Quelques instants avant le décollage, le Sergent NGAMI, le mécanicien navigant accompagnant le pilote, est remplacé par le Sergent Bernard MABIKA, originaire de la région du Niari, tout comme le pilote. Lorsque le Lieutenant DOUGANGOYE, pilote expérimenté, fait décoller l’hélicoptère, il ne peut penser que c’est l’ultime voyage, sans retour, de ce qu’il ne reverra plus jamais son épouse MOMBO NIANGUI Elisabeth (1948-1990) et ses quatre enfants en bas âge.

Dans l’apres-midi, après plusieurs rotations dans la region du Pool, deux hélicoptères regagnent la base aérienne, mais le troisième appareil piloté par le Lieutenant DOUGANGOYE, avec à ses côtés le Sergent Bernard MABIKA, manque à l’appel. Vers 17 heures, le Haut commandement militaire porte à la connaissance des familles DOUGANGOYE et MABIKA la douloureuse nouvelle sur le crash de l’hélicoptère, survenu lorsque celui-ci survolait la forêt de Bangou, autour des localités de KILEBEMOUSIA et KINDAMBA.

Dès le lendemain, des équipes de militaires sont envoyées dans la zone géographique supposée de la disparition de l’appareil afin de retrouver l’équipage disparu ou ce qui reste de l’épave de l’appareil. Cependant, quelques jours plus tard, sans motif apparent, l’Etat major de l’armée décide d’abandonner les recherches. Cette décision est d’autant troublante qu’aucune information n’est livrée aux familles angoissées, ni sur l’état d’avancement de l’enquête ni sur le périmètre géographique où sont circonscrites les opérations de recherche. Le silence de l’Etat-Major des Armées, à la tête duquel se trouve le Commandant Jacques Joachim YHOMBY-OPANGAULT, sème le trouble et tranche avec l’information livrée auparavant aux familles suivant laquelle l’hélicoptère aurait fait un crash vers MAYAMA. L’incompréhension et la colère des familles arrivent à leur paroxysme lorsque l’état-Major Militaire refuse de recevoir Madame DOUGANGOYE, née MOMBO NIANGUI Elisabeth, en pleurs.

Cette tragédie a créé un émoi dans la société et bousculé les consciences en 1972. Elle reste une énigme jusqu’à ce jour, 50 ans après les faits, puisqu’on n’a jamais retrouvé ni l’épave de l’hélicoptère ni les corps des deux membres d’équipage.
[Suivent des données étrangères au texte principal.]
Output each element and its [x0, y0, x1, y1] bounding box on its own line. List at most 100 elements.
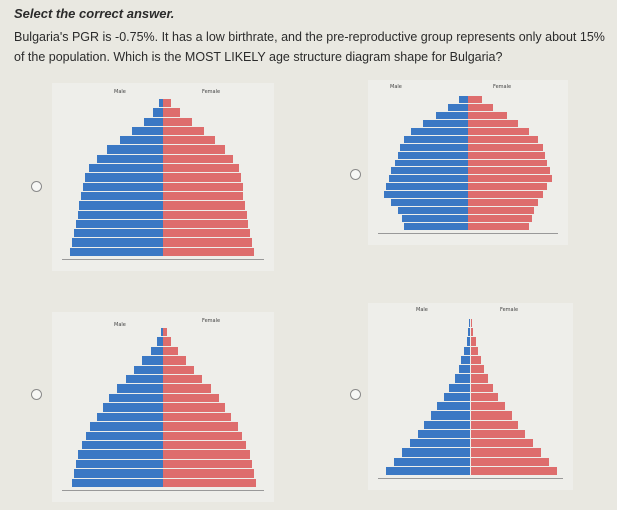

Il est donc difficile d’invoquer un accident, car celui-ci suppose l’existence des faits, d’indices concordants et matériellement vérifiables. Mais, il n’en est rien.

Tout de même, en pareilles circonstances, on est tenté de valider l’hypothèse du crash en s’adossant sur les allégations du Haut-commandement suivant lesquelles l’hélicoptère aurait disparu dans la forêt de Bangou, vers MAYAMA, ce 29 août 1972. Là aussi, le doute est légitimement permis. Personne n’a rapporté cette preuve, encore moins les paysans de cette localité. Et, jusqu’à ce jour, le Haut-Commandement n’a jamais communiqué sur les dernières conversations radio entre l’équipage et le tour de controle de l’armée afin d’apporter un éclairage sur les circonstances du supposé accident et sur la détresse de l’équipage.
De surcroit, d’après des sources concordantes, les opérations de l’armée contre les maquisards du M22 n’étaient pas menées vers MAYAMA mais elles étaient circonscrites dans les localités de GOMA TSE-TSE, KIBOSI, MADZIA-HAMON, KIBOUENDE et dans les environs de BOKO et BOKO SONGO à la frontière de la RDC.

Il est permis légitimement de douter que le crash se soit produit à MAYAMA, localité éloignée de GOMA TSE-TSE, d’autant que cet supposé accident est survenu dans un contexte de graves tensions et de purge au sein de l’armée marquées par l’arrestation de plusieurs officiers en 1972, accusés d’intelligence avec les rebelles du M22. Il s’agit de Luc KIMBOUALA NKAYA et Félix MOUZABAKANI. Des cadres civils et militaires sont arrêtés et torturés entre 1972 et 1973, tels que Pascal LISSOUBA, Bernard KOMBO MATSIONA, Pascal NGAMASSA, MOKONZI MOBE, EBOUNDIT, MOUGOUNGA KOMBO NGUILA, Camille BONGOU, Sylvain BEMBA, Ambroise NOUMAZALAYE et autre Maxime NDEBEKA. Pendant la même période, des élèves et étudiants sont placés sous écrou à la Maison d’arrêt. Il s’agit, entre autres, de BAYIMISSA Jean-Marie, Noel-Magloire NDOBA, SOUAMI Pierrre-Marie Joel et Benjamin TOUNGAMANI.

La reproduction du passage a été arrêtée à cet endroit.